The pro-independence movement has still threatened non-recognition of the referendum outcome and vowed to appeal to the United Nations to get it cancelled.
The French minister in charge of overseas territories, Sebastien Lecornu, said that while it was “a democratic right” to refuse to vote, the boycott would make no difference to the referendum’s “legal validity”.
A cyclone warning was issued on Saturday to complicate voting as a tropical depression loomed.
‘Declaration of war’
The pro-French camp, meanwhile, has called on supporters to turn out, fearing the boycott by pro-independence parties may prompt them to stay at home with victory looking like a foregone conclusion.

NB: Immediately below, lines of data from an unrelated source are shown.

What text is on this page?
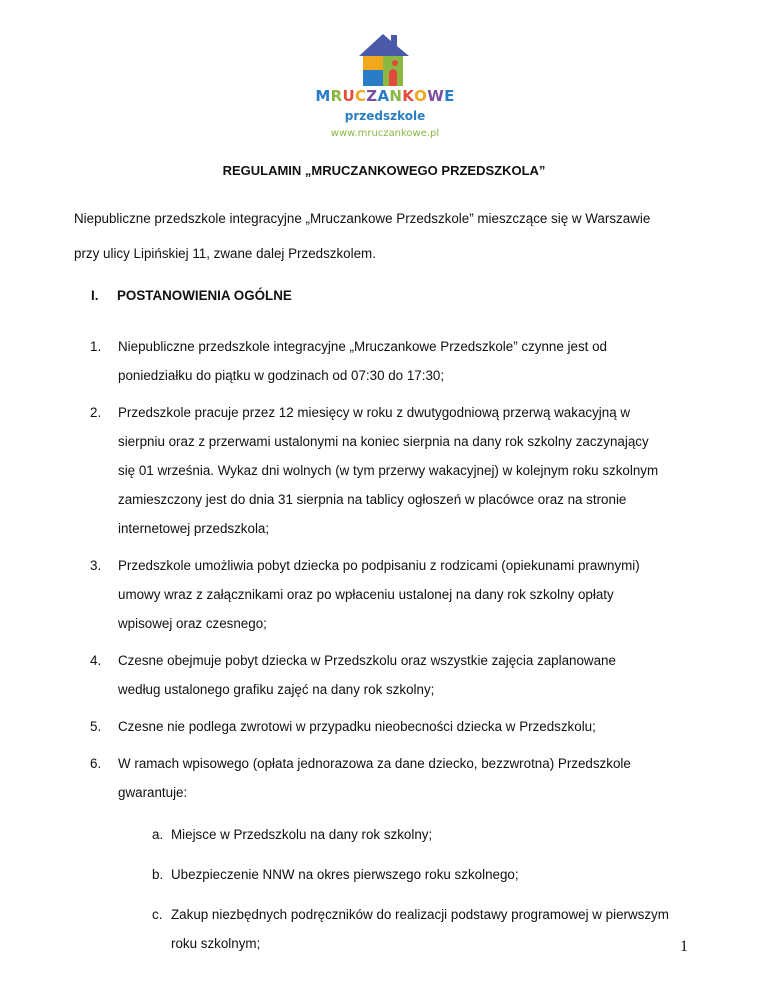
MRUCZANKOWE
przedszkole
www.mruczankowe.pl
REGULAMIN „MRUCZANKOWEGO PRZEDSZKOLA”

Niepubliczne przedszkole integracyjne „Mruczankowe Przedszkole” mieszczące się w Warszawie
przy ulicy Lipińskiej 11, zwane dalej Przedszkolem.

I. POSTANOWIENIA OGÓLNE
1. Niepubliczne przedszkole integracyjne „Mruczankowe Przedszkole” czynne jest od
poniedziałku do piątku w godzinach od 07:30 do 17:30;
2. Przedszkole pracuje przez 12 miesięcy w roku z dwutygodniową przerwą wakacyjną w
sierpniu oraz z przerwami ustalonymi na koniec sierpnia na dany rok szkolny zaczynający
się 01 września. Wykaz dni wolnych (w tym przerwy wakacyjnej) w kolejnym roku szkolnym
zamieszczony jest do dnia 31 sierpnia na tablicy ogłoszeń w placówce oraz na stronie
internetowej przedszkola;
3. Przedszkole umożliwia pobyt dziecka po podpisaniu z rodzicami (opiekunami prawnymi)
umowy wraz z załącznikami oraz po wpłaceniu ustalonej na dany rok szkolny opłaty
wpisowej oraz czesnego;
4. Czesne obejmuje pobyt dziecka w Przedszkolu oraz wszystkie zajęcia zaplanowane
według ustalonego grafiku zajęć na dany rok szkolny;
5. Czesne nie podlega zwrotowi w przypadku nieobecności dziecka w Przedszkolu;
6. W ramach wpisowego (opłata jednorazowa za dane dziecko, bezzwrotna) Przedszkole
gwarantuje:
a. Miejsce w Przedszkolu na dany rok szkolny;
b. Ubezpieczenie NNW na okres pierwszego roku szkolnego;
c. Zakup niezbędnych podręczników do realizacji podstawy programowej w pierwszym
roku szkolnym;	1
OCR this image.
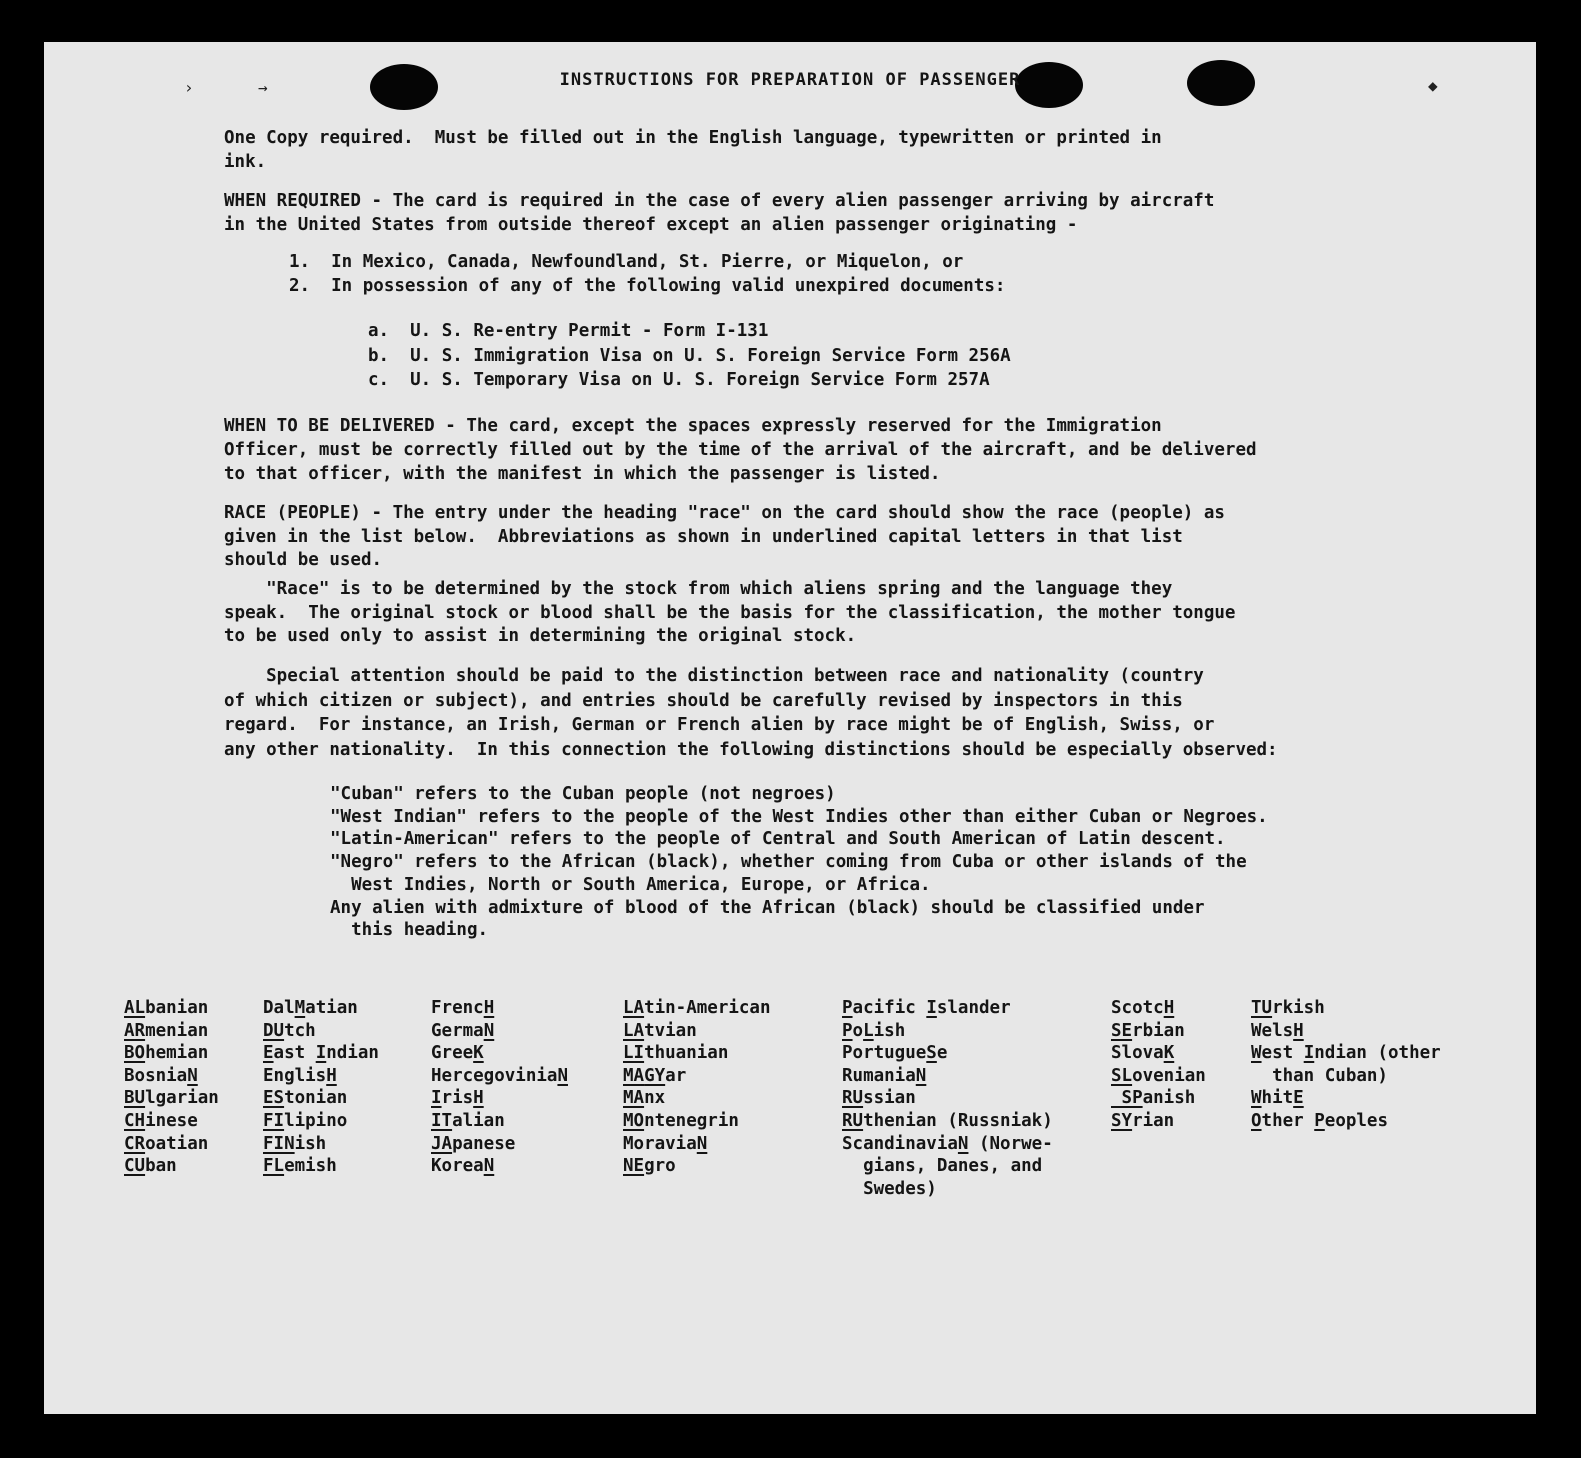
›	→	◆
INSTRUCTIONS FOR PREPARATION OF PASSENGER
One Copy required.  Must be filled out in the English language, typewritten or printed in
ink.
WHEN REQUIRED - The card is required in the case of every alien passenger arriving by aircraft
in the United States from outside thereof except an alien passenger originating -
1.  In Mexico, Canada, Newfoundland, St. Pierre, or Miquelon, or
2.  In possession of any of the following valid unexpired documents:
a.  U. S. Re-entry Permit - Form I-131
b.  U. S. Immigration Visa on U. S. Foreign Service Form 256A
c.  U. S. Temporary Visa on U. S. Foreign Service Form 257A
WHEN TO BE DELIVERED - The card, except the spaces expressly reserved for the Immigration
Officer, must be correctly filled out by the time of the arrival of the aircraft, and be delivered
to that officer, with the manifest in which the passenger is listed.
RACE (PEOPLE) - The entry under the heading "race" on the card should show the race (people) as
given in the list below.  Abbreviations as shown in underlined capital letters in that list
should be used.
"Race" is to be determined by the stock from which aliens spring and the language they
speak.  The original stock or blood shall be the basis for the classification, the mother tongue
to be used only to assist in determining the original stock.
Special attention should be paid to the distinction between race and nationality (country
of which citizen or subject), and entries should be carefully revised by inspectors in this
regard.  For instance, an Irish, German or French alien by race might be of English, Swiss, or
any other nationality.  In this connection the following distinctions should be especially observed:
"Cuban" refers to the Cuban people (not negroes)
"West Indian" refers to the people of the West Indies other than either Cuban or Negroes.
"Latin-American" refers to the people of Central and South American of Latin descent.
"Negro" refers to the African (black), whether coming from Cuba or other islands of the
West Indies, North or South America, Europe, or Africa.
Any alien with admixture of blood of the African (black) should be classified under
this heading.
ALbanian
ARmenian
BOhemian
BosniaN
BUlgarian
CHinese
CRoatian
CUban
DalMatian
DUtch
East Indian
EnglisH
EStonian
FIlipino
FINish
FLemish
FrencH
GermaN
GreeK
HercegoviniaN
IrisH
ITalian
JApanese
KoreaN
LAtin-American
LAtvian
LIthuanian
MAGYar
MAnx
MOntenegrin
MoraviaN
NEgro
Pacific Islander
PoLish
PortugueSe
RumaniaN
RUssian
RUthenian (Russniak)
ScandinaviaN (Norwe-
gians, Danes, and
Swedes)
ScotcH
SErbian
SlovaK
SLovenian
SPanish
SYrian
TUrkish
WelsH
West Indian (other
than Cuban)
WhitE
Other Peoples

“It is important that the mobilisation of the no-independence supporters remains absolute, to show that they are in a majority and united in their wish for New Caledonia to remain part of the French Republic,” said Thierry Santa, president of the conservative Rassemblement-LR party.
In June, the various political parties agreed with the French government the referendum, whatever its outcome, should lead to “a period of stability and convergence” and be followed by a new referendum by June 2023 which would decide on the “project” New Caledonia’s people want to pursue.
But hopes for a smooth transition were jolted when the main indigenous pro-independence movement, the FLNKS, deemed the government’s insistence on going ahead with the referendum “a declaration of war”.
Observers fear renewed tensions could even spark a return of the kind of violence last seen 30 years ago.
The pro-Paris side won the 2018 referendum with 56.7 percent of the vote, but that fell to 53.3 percent in the 2020 election.